06.05.13

De palavras, de tempo e de tempero


Ainda que falte assunto, ainda que faltem as palavras, não poderiam faltar provocações. Se a provocação acontece, tudo pode acontecer. Trata-se de um domingo cinzento, sem vontade de palavra, com um certo peso no peito, alguma frustração ou tristeza de não sei bem o quê. E era preciso escrever.  Já me achava entre duas escritas alinhavadas, mas não haveria de ser nenhuma delas.

Então resolvi adiar a escrita e voltar à fase da provocação, que sempre antecede à escrita, normalmente com leitura ou música, ou as duas coisas. Mas hoje não deu. Era preciso uma outra raiz bem funda, que sempre me revela muito de mim, de minha história familiar, de aconchegos, de sentidos e de sensações milenares que não consigo explicar e nas quais me perco em divagações, em aromas que contam histórias, em sementes e grãos que se fundem ao tempo de cultivo até chegar às mãos transformados em pó, e desse pó vai ocorrer a transformação, o milagre da mistura que revela a densidade possível da massa, que não é apenas massa, mas que tem um sabor, ou muitos sabores. O líquido quente que escorre e fumega, parecendo lágrimas de puro sal, embaçando a visão; o óleo pegajoso que flutua, teimoso, mas com jeitinho se funde ao todo; a nuvem de vapor que aquece e exala cheiro bom, adocicado, profundo, como um afago;  a espera do tempo necessário para que o fogo faça a sua parte, corando a mistura, tal qual a face que toma outros tons à medida do que sente.

As medidas e intuições vão tecendo as intenções, enquanto o tempo passa, construindo o grau de memória, numa fusão de saberes que se integram às lembranças afetivas, aos sabores, ao toque de carinho das mãos que engendraram o gosto e o gozo pelo bocado de alimento que se leva pra dentro de si e aquece de dentro pra fora. O resto quem faz é o tempo, que guarda no inconsciente emocional aquele afago tão completo.

Passei o domingo cinzento no melhor lugar da minha casa, o lugar de onde exala muito do que tenho a dar a quem vive comigo. Mergulhei minhas mãos na massa, triturei, refoguei, cortei, juntei, misturei, senti, pensei, imaginei, refleti, lembrei… meus olhos arderam, minhas mãos se aqueceram ao calor do fogo. Quantas histórias ouvi de minha mãe aquecidas pelo calor do fogo, quanto de minhas avós tenho na memória ao pé do fogão. Temperos de vida que dão sabor ao tempo que passamos com as pessoas mais próximas, aquelas que não recebemos na sala e sim na cozinha.
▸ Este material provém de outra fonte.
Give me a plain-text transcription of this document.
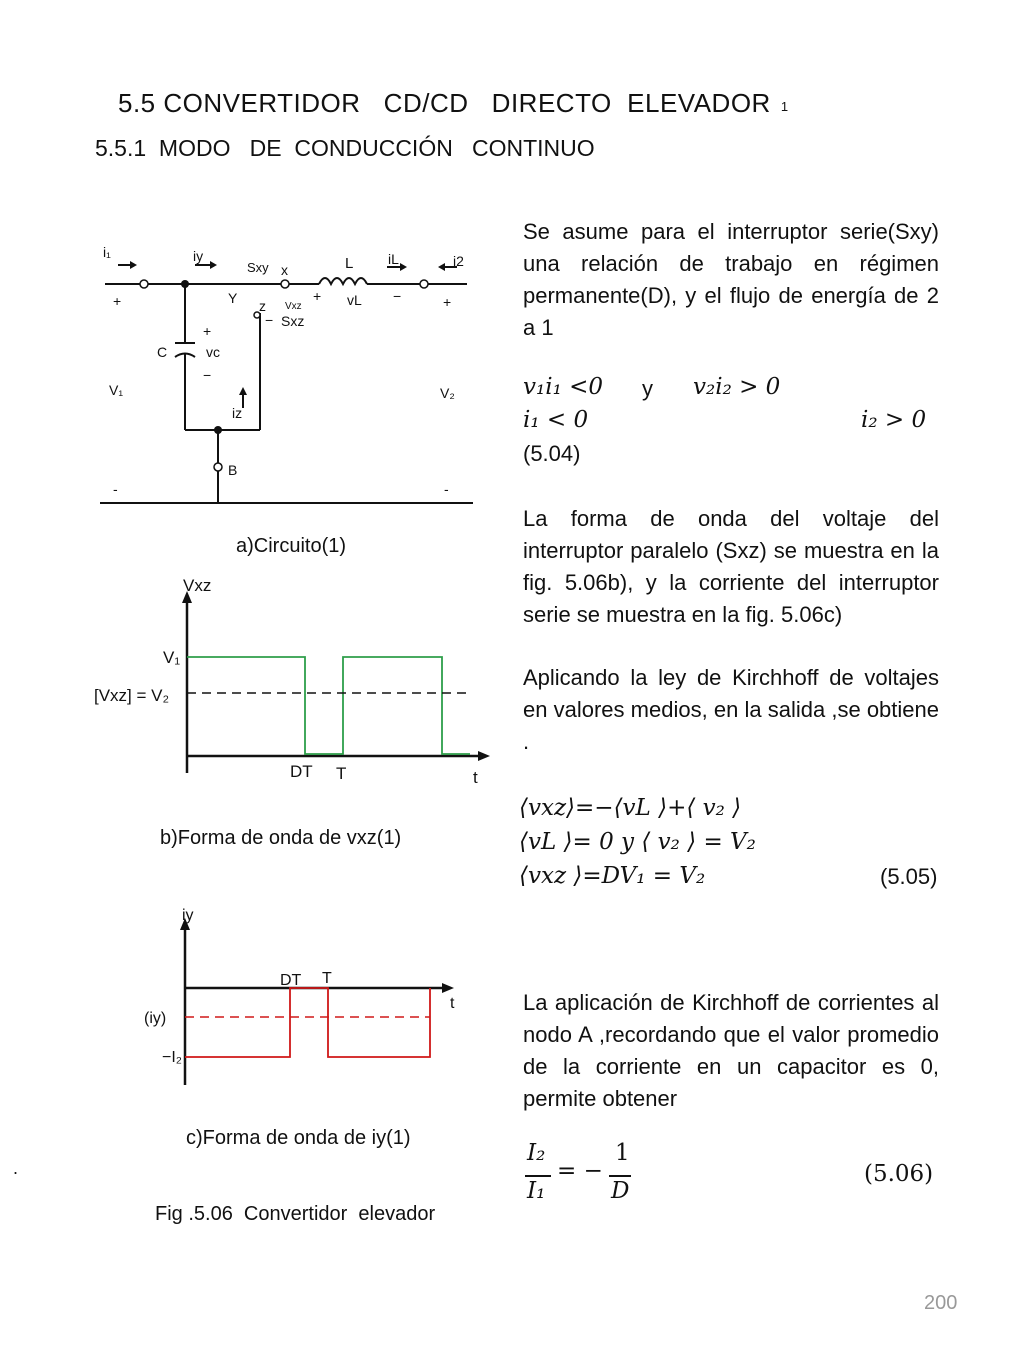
5.5 CONVERTIDOR   CD/CD   DIRECTO  ELEVADOR $^1$
5.5.1  MODO   DE  CONDUCCIÓN   CONTINUO
Se asume para el interruptor serie(Sxy) una relación de trabajo en régimen permanente(D), y el flujo de energía de 2 a 1
v₁i₁ <0 y v₂i₂ > 0
i₁ < 0	i₂ > 0
(5.04)
La forma de onda del voltaje del interruptor paralelo (Sxz) se muestra en la fig. 5.06b), y la corriente del interruptor serie se muestra en la fig. 5.06c)
Aplicando la ley de Kirchhoff de voltajes en valores medios, en la salida ,se obtiene .
⟨vxz⟩=−⟨vL ⟩+⟨ v₂ ⟩
⟨vL ⟩= 0 y ⟨ v₂ ⟩ = V₂
⟨vxz ⟩=DV₁ = V₂	(5.05)
La aplicación de Kirchhoff de corrientes al nodo A ,recordando que el valor promedio de la corriente en un capacitor es 0, permite obtener
I₂
I₁
= −
1
D
(5.06)
i₁	iy
Sxy x	L iL	i2
+	Y z Vxz
+ vL −	+
− Sxz
+
C	vc
−
V₁	V₂
iz
B
-	-
a)Circuito(1)
Vxz
V₁
[Vxz] = V₂
DT T	t
b)Forma de onda de vxz(1)
iy
DT T
t
(iy)
−I₂
c)Forma de onda de iy(1)
.
Fig .5.06  Convertidor  elevador
200
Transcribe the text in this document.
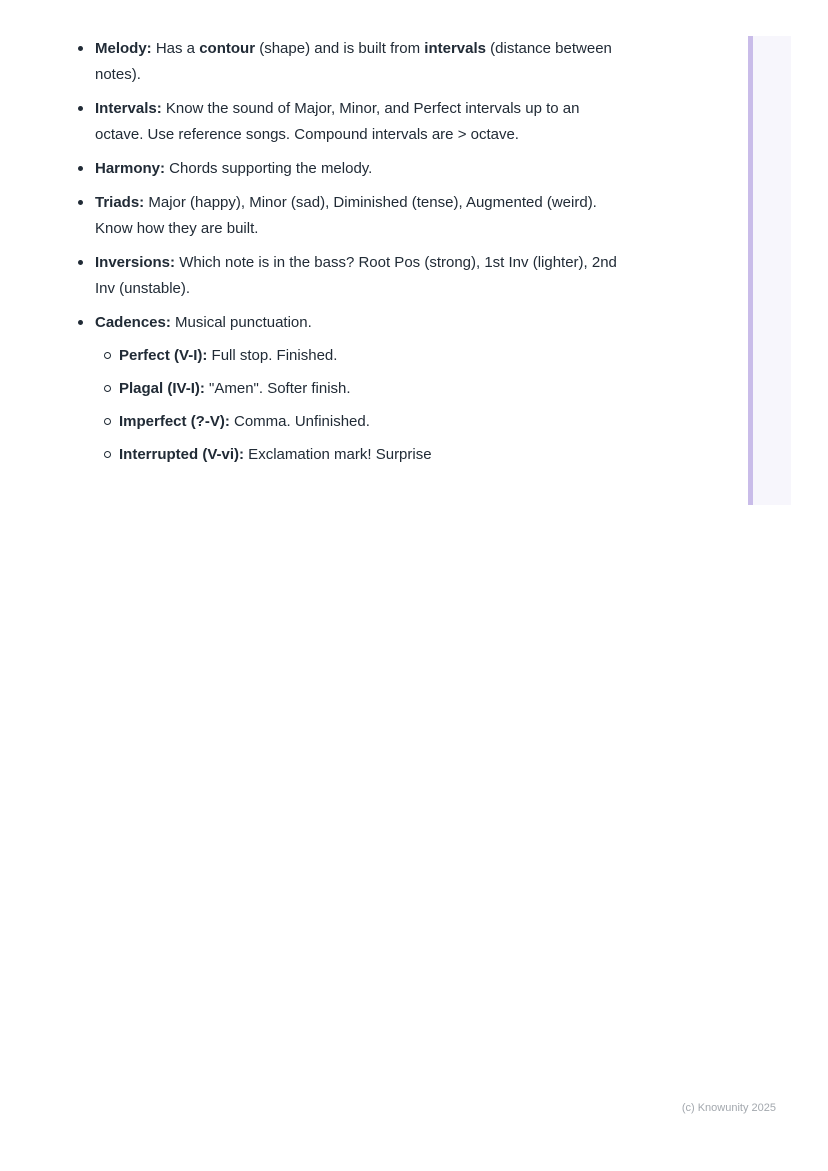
Melody: Has a contour (shape) and is built from intervals (distance between notes).
Intervals: Know the sound of Major, Minor, and Perfect intervals up to an octave. Use reference songs. Compound intervals are > octave.
Harmony: Chords supporting the melody.
Triads: Major (happy), Minor (sad), Diminished (tense), Augmented (weird). Know how they are built.
Inversions: Which note is in the bass? Root Pos (strong), 1st Inv (lighter), 2nd Inv (unstable).
Cadences: Musical punctuation.
Perfect (V-I): Full stop. Finished.
Plagal (IV-I): "Amen". Softer finish.
Imperfect (?-V): Comma. Unfinished.
Interrupted (V-vi): Exclamation mark! Surprise
(c) Knowunity 2025
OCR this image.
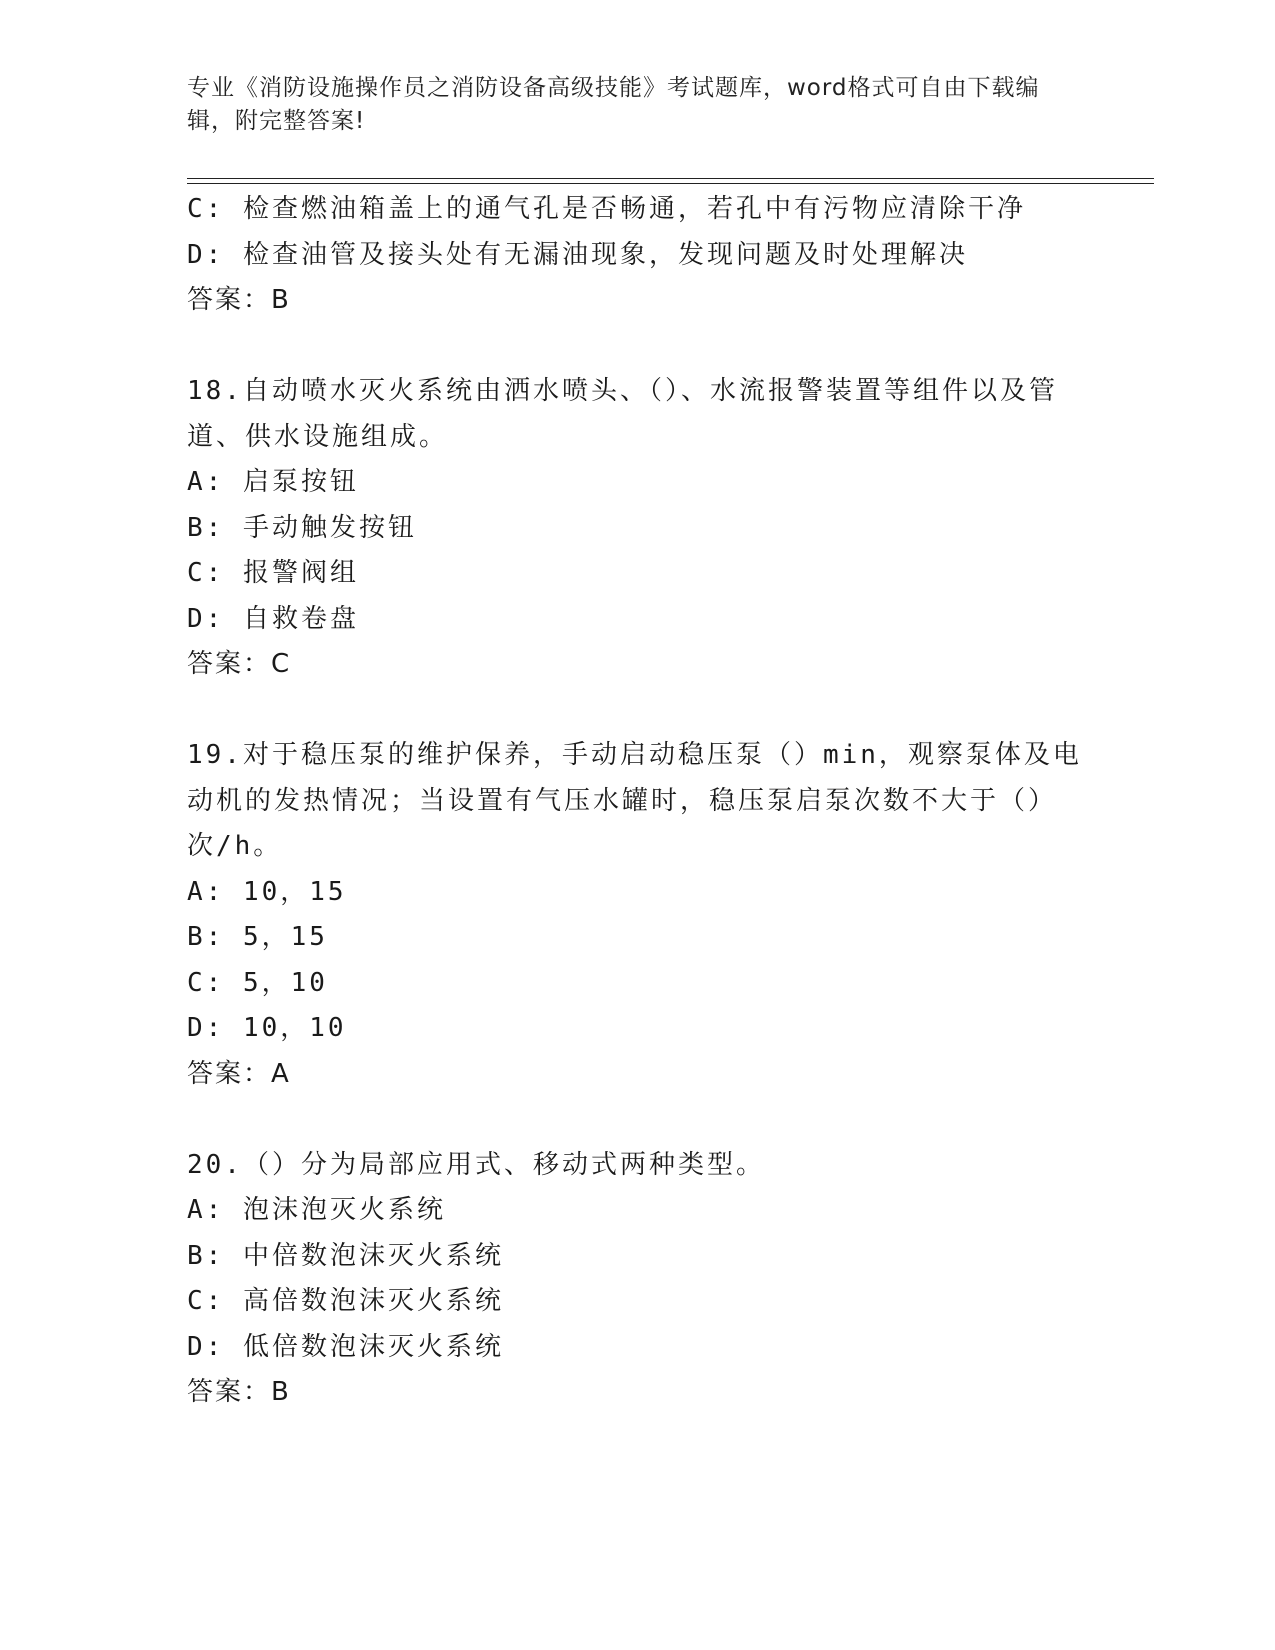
专业《消防设施操作员之消防设备高级技能》考试题库，word格式可自由下载编
辑，附完整答案!
C: 检查燃油箱盖上的通气孔是否畅通，若孔中有污物应清除干净
D: 检查油管及接头处有无漏油现象，发现问题及时处理解决
答案：B
18.自动喷水灭火系统由洒水喷头、（）、水流报警装置等组件以及管
道、供水设施组成。
A: 启泵按钮
B: 手动触发按钮
C: 报警阀组
D: 自救卷盘
答案：C
19.对于稳压泵的维护保养，手动启动稳压泵（）min，观察泵体及电
动机的发热情况；当设置有气压水罐时，稳压泵启泵次数不大于（）
次/h。
A: 10，15
B: 5，15
C: 5，10
D: 10，10
答案：A
20.（）分为局部应用式、移动式两种类型。
A: 泡沫泡灭火系统
B: 中倍数泡沫灭火系统
C: 高倍数泡沫灭火系统
D: 低倍数泡沫灭火系统
答案：B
Sempre tenho na lembrança, e preciso rever de tempos em tempos, um filme chamado “Como água para chocolate”. Uma história de amor que ultrapassa o tempo, e que precisa esperar o tempo dos outros pra virar labareda. Uma história de amor cuja trama se tece em sabores e sentimentos, desenhados pelas mãos que misturam os ingredientes, pela intuição que desenvolve o tempero, a cura, a dor, a aflição, a euforia e tudo que se sinta, e tudo se pode sentir pelo alimento, fruto dessa combinação.

O alimento é contagiante, é provocante, é surpreendente. Não se trata apenas de matar a fome orgânica, mas de provocar outras fomes, de temperar a vida, cada momento do tempo que se vive, acrescentar aroma e sabor à memória da nossa passagem pelo convívio de outras pessoas e de revelar a elas quanto de amor é a medida nessa receita que se fabrica a cada dia. E essa é a provocação, e eis o texto, fruto de palavras, de tempo e de tempero.
“O ruim de se chorar ao picar cebola não é o fato de chorar, mas sim que às vezes não se consegue parar.”  (do filme “Como água para chocolate”)
Escrito por Martinha Vieira, com mãos cheirando a tempero.